Technology under the spotlight
The rapid spread of the coronavirus outbreak is generating vigorous debate about the proper tools needed to fight the contagion. A series of studies, for example, have emerged in recent weeks questioning the effectiveness of using CT scans alone to make an accurate coronavirus diagnosis. The American College of Radiology, for example, warned its members that chest scans of Covid-19 “are not specific, and overlap with other infections” while acknowledging that, nonetheless, “some medical practices are requesting chest CT to inform decisions on whether to test a patient for COVID-19, admit a patient or provide other treatment.” They conclude: “The ACR strongly urges caution in taking this approach.”

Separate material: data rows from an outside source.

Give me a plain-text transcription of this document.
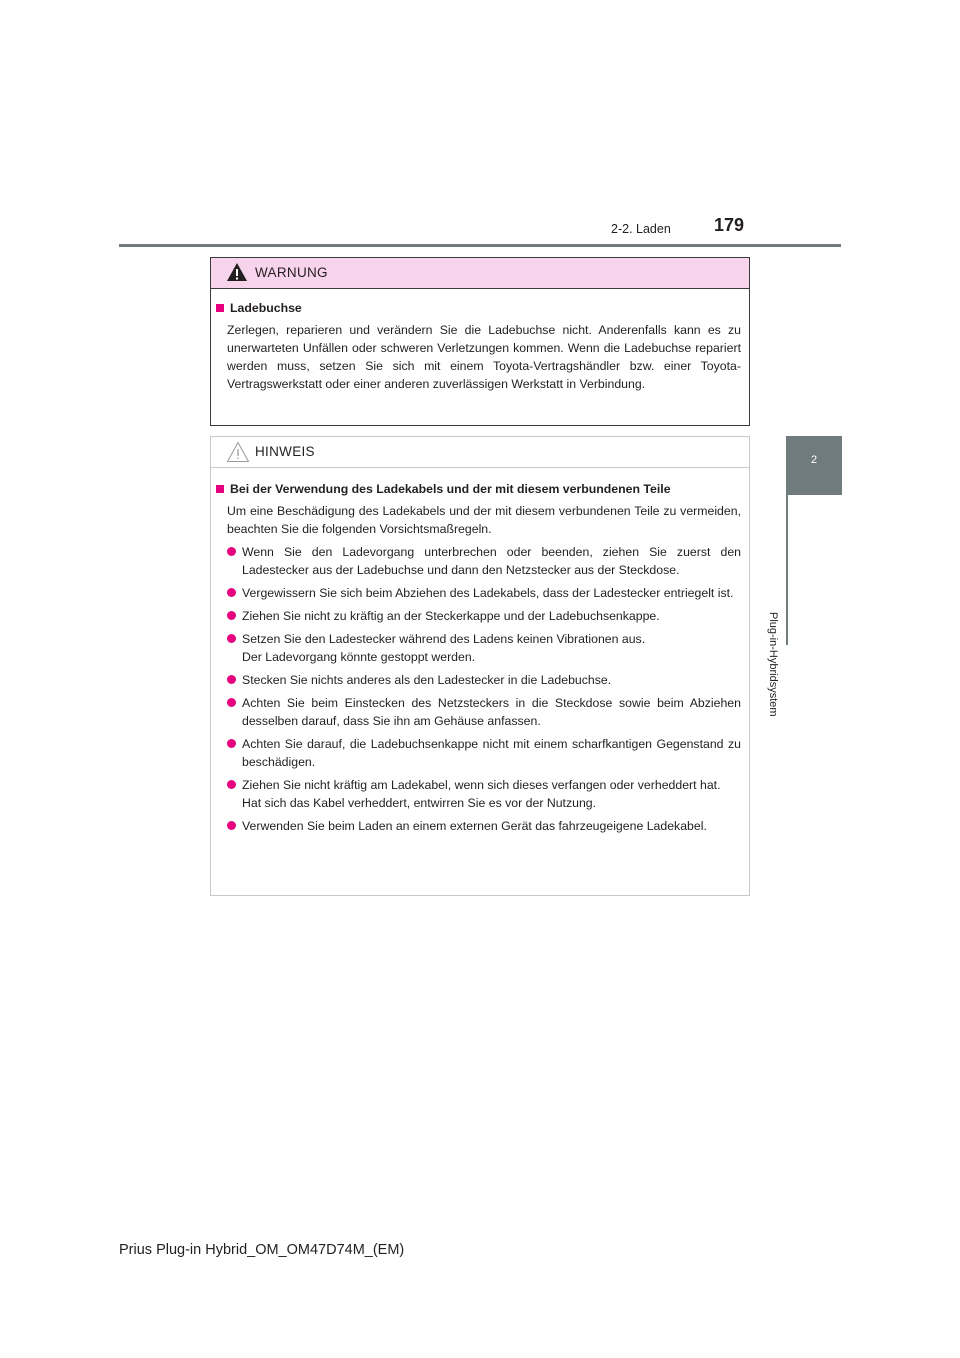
2-2. Laden 179
2
Plug-in-Hybridsystem
WARNUNG
Ladebuchse
Zerlegen, reparieren und verändern Sie die Ladebuchse nicht. Anderenfalls kann es zu unerwarteten Unfällen oder schweren Verletzungen kommen. Wenn die Ladebuchse repariert werden muss, setzen Sie sich mit einem Toyota-Vertragshändler bzw. einer Toyota-Vertragswerkstatt oder einer anderen zuverlässigen Werkstatt in Verbindung.
HINWEIS
Bei der Verwendung des Ladekabels und der mit diesem verbundenen Teile
Um eine Beschädigung des Ladekabels und der mit diesem verbundenen Teile zu vermeiden, beachten Sie die folgenden Vorsichtsmaßregeln.
Wenn Sie den Ladevorgang unterbrechen oder beenden, ziehen Sie zuerst den Ladestecker aus der Ladebuchse und dann den Netzstecker aus der Steckdose.
Vergewissern Sie sich beim Abziehen des Ladekabels, dass der Ladestecker entriegelt ist.
Ziehen Sie nicht zu kräftig an der Steckerkappe und der Ladebuchsenkappe.
Setzen Sie den Ladestecker während des Ladens keinen Vibrationen aus.
Der Ladevorgang könnte gestoppt werden.
Stecken Sie nichts anderes als den Ladestecker in die Ladebuchse.
Achten Sie beim Einstecken des Netzsteckers in die Steckdose sowie beim Abziehen desselben darauf, dass Sie ihn am Gehäuse anfassen.
Achten Sie darauf, die Ladebuchsenkappe nicht mit einem scharfkantigen Gegenstand zu beschädigen.
Ziehen Sie nicht kräftig am Ladekabel, wenn sich dieses verfangen oder verheddert hat.
Hat sich das Kabel verheddert, entwirren Sie es vor der Nutzung.
Verwenden Sie beim Laden an einem externen Gerät das fahrzeugeigene Ladekabel.
Prius Plug-in Hybrid_OM_OM47D74M_(EM)
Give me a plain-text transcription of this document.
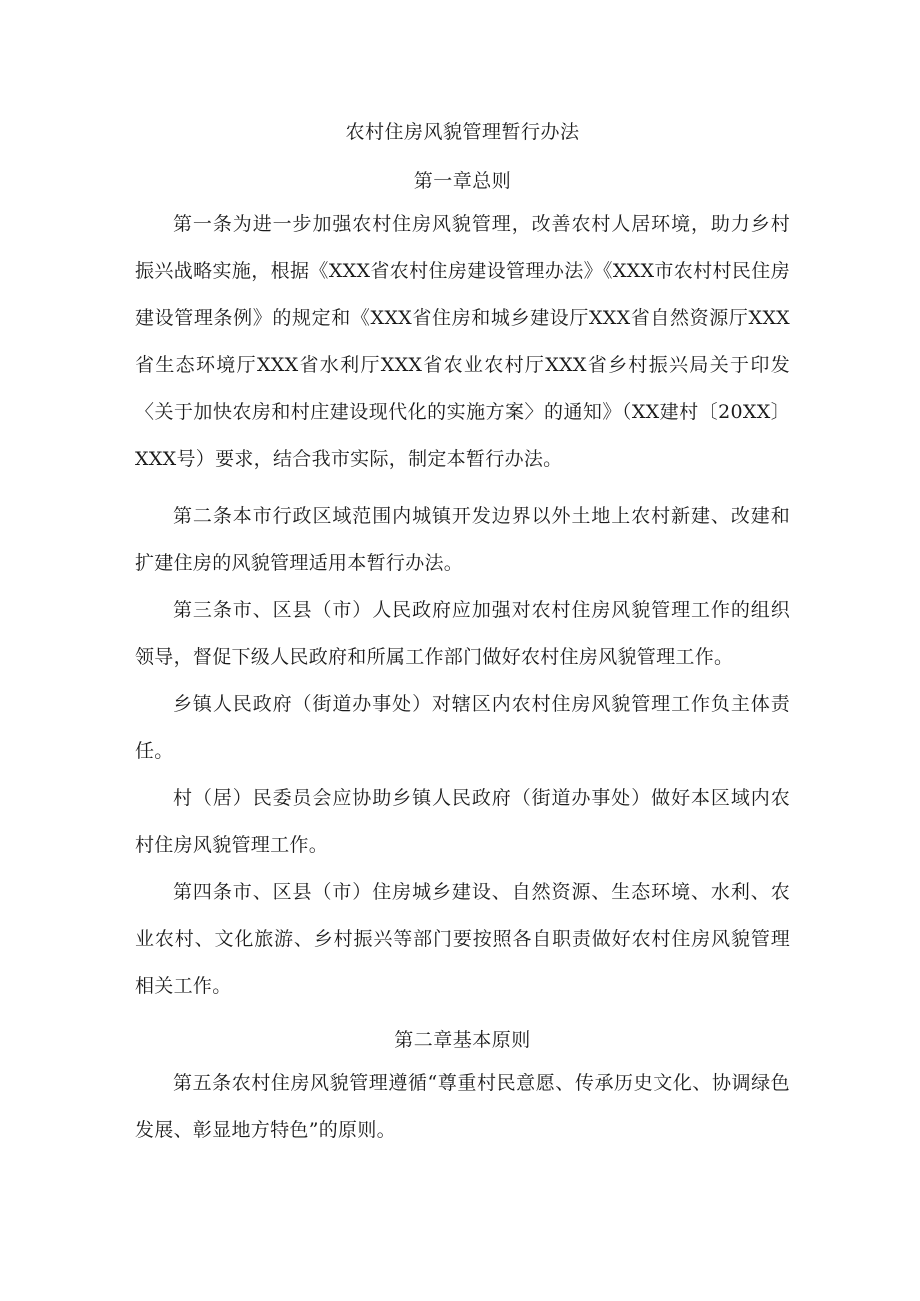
农村住房风貌管理暂行办法
第一章总则

第一条为进一步加强农村住房风貌管理，改善农村人居环境，助力乡村振兴战略实施，根据《XXX省农村住房建设管理办法》《XXX市农村村民住房建设管理条例》的规定和《XXX省住房和城乡建设厅XXX省自然资源厅XXX省生态环境厅XXX省水利厅XXX省农业农村厅XXX省乡村振兴局关于印发〈关于加快农房和村庄建设现代化的实施方案〉的通知》（XX建村〔20XX〕XXX号）要求，结合我市实际，制定本暂行办法。

第二条本市行政区域范围内城镇开发边界以外土地上农村新建、改建和扩建住房的风貌管理适用本暂行办法。

第三条市、区县（市）人民政府应加强对农村住房风貌管理工作的组织领导，督促下级人民政府和所属工作部门做好农村住房风貌管理工作。

乡镇人民政府（街道办事处）对辖区内农村住房风貌管理工作负主体责任。

村（居）民委员会应协助乡镇人民政府（街道办事处）做好本区域内农村住房风貌管理工作。

第四条市、区县（市）住房城乡建设、自然资源、生态环境、水利、农业农村、文化旅游、乡村振兴等部门要按照各自职责做好农村住房风貌管理相关工作。

第二章基本原则

第五条农村住房风貌管理遵循“尊重村民意愿、传承历史文化、协调绿色发展、彰显地方特色”的原则。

Beomonte Zobel is aware of these doubts. That’s why, he says, the final call must still be made by a trained radiologist. However, he noted, the Italian experience using the “Infer-Read” system has already sped up diagnoses tremendously.
More tests needed
The race to develop reliable and speedy Covid-19 testing systems has taken on new urgency in recent weeks as the number of cases surpasses 1 million worldwide. The U.S. Food and Drug Administration fast-tracked a new system developed by Abbott Laboratories last week that promises to detect positive cases within five minutes, and negative cases within 13 minutes. The Abbott technology is a portable device that works differently from the InferVISION apparatus—it doesn’t rely on chest scans. Rather, it’s a molecular testing kit that seeks to detect the presence of a fragment of the coronavirus genome in the patient from a nasolaryngeal swab. Another, developed by Henry Schein Inc., relies on blood samples and promises results within 15 minutes.
Frontline doctors are relieved to see any kind of innovation to speed up detection if it means saving lives.
Back in Rome, Beomonte Zobel said nobody is asking a diagnostic tool such as the A.I.-based InferVISION system to become the sole line of defense against the outbreak in Italy, which is still seeing more than 2,000 new cases a day.
“This isn’t going to turn the tide,” he said. “It will speed up the diagnosis for the patients it sees. But the main benefit isn’t for this moment. It is as a step in a process that will leave us better prepared for the next pandemic.”